The equipment, called the MRIdian LINAC, is an improvement over older technologies, because it uses a built-in MRI to guide radiation treatment in real time, explains UCLA radiation oncologist Amar Kishan, MD. “This makes a critical difference. MRIs have a much better spatial resolution than a CT scan,” which has been the traditional method to locate and map out areas that need to be treated but has limitations because it does not always provide the clearest picture of internal anatomy, particularly in the abdomen and pelvis. Because MRIdian can see and track soft tissue and tumors in real time, it “allows physicians to adjust radiation treatment to more accurately deliver this therapy at the right dosage and to exactly the right area,” Dr. Kishan says. This form of external beam radiation therapy allows radiation oncologists to provide treatment while reducing exposure of healthy tissues.
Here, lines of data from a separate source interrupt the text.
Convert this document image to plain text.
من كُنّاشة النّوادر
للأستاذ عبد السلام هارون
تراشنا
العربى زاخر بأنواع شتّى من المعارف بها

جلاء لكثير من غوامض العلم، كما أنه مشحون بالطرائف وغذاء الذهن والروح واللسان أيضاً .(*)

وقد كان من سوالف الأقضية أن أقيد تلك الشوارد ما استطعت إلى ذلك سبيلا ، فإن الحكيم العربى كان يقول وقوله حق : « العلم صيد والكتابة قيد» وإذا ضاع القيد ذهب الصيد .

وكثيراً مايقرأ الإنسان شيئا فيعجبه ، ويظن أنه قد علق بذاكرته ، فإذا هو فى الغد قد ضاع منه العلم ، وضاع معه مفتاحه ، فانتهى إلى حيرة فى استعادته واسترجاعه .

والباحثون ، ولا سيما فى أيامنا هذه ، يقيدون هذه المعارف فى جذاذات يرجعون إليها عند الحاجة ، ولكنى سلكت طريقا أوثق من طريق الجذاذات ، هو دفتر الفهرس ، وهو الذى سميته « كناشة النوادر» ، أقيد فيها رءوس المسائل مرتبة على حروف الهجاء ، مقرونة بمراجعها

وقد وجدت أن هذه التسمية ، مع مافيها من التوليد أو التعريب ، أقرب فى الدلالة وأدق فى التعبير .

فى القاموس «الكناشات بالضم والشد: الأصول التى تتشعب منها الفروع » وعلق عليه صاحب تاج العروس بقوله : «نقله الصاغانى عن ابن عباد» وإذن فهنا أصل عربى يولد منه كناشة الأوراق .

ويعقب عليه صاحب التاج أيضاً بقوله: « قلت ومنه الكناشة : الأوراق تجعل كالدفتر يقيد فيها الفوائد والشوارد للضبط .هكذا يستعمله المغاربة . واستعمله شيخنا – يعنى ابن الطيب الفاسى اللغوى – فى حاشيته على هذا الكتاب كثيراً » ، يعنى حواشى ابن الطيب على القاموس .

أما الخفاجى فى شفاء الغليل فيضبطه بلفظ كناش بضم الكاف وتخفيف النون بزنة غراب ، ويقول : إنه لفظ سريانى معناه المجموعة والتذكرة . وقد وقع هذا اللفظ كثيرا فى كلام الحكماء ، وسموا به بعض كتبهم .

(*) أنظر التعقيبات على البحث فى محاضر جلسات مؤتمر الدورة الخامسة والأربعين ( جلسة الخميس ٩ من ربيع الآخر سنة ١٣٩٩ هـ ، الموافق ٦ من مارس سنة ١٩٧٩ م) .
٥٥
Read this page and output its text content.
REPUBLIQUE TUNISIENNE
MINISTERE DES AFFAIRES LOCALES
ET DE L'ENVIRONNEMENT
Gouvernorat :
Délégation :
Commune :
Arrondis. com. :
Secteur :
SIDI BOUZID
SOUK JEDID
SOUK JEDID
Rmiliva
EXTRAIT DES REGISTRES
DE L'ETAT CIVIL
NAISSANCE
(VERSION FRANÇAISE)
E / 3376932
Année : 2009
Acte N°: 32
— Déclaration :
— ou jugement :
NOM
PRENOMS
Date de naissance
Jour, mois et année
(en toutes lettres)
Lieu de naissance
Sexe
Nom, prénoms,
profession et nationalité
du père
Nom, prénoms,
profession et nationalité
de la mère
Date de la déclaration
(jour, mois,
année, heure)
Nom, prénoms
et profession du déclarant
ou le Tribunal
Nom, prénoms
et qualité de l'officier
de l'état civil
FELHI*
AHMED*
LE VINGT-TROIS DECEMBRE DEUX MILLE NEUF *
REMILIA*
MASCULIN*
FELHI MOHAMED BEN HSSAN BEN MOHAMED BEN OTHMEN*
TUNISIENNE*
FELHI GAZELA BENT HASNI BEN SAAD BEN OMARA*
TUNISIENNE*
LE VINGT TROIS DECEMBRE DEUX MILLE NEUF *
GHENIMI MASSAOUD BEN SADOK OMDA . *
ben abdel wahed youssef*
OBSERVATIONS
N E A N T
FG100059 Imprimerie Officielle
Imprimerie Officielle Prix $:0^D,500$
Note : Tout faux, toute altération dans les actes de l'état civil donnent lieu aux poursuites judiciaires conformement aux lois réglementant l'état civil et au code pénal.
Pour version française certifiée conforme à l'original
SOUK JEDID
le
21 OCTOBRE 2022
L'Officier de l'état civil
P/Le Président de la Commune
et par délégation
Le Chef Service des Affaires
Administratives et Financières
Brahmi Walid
The MRIdian is current ly avai lable only at a limited number of major medical centers, including UCLA, which began using it in December 2019 at Ronald Reagan UCLA Medical Center. The technology can be employed to treat any type of soft-tissue cancer and tumor, and it currently is being used by UCLA Health Jonsson Comprehensive Cancer Center in multiple clinical trials for pancreatic cancer, sarcomas and prostate cancer.
“This new technology has particular advantages for patients with prostate cancer, which is why we have two major clinical trials ongoing,” Dr. Kishan says. “One is for patients who have not had surgery, and the other is for patients who have had surgery and need radiation afterward.” Because of MRIdian’s improved effectiveness in accounting for daily changes in anatomy, Dr. Kishan and his research team are able to safely deliver higher doses of radiation to patients. Dr. Kishan explains that after prostate cancer surgery, for example, the treatment is delivered in the space between the bladder and the rectum. These two organs change in size. This makes the MRI-guided treatment with better resolution an improved option for more precise prostate cancer treatment.
In previous studies, Dr. Kishan has found that treatment for some cancers with higher doses of radiation over a shorter period of time can be as successful as a significantly longer course of treatment. For example, in one such pervious study, the results showed that radiation therapy sessions could be cut from 45 days to four or five days, with the same successful outcomes as the longer course of treatment.
Having to come in daily for treatment over an extended period of time can be very burdensome on a patient, but “with the improvements we are seeing with a device like MRIdian, treatment can be delivered safely and effectively in a much shorter time frame without additional toxicity or compromising any chance of a cure,” Dr. Kishan says.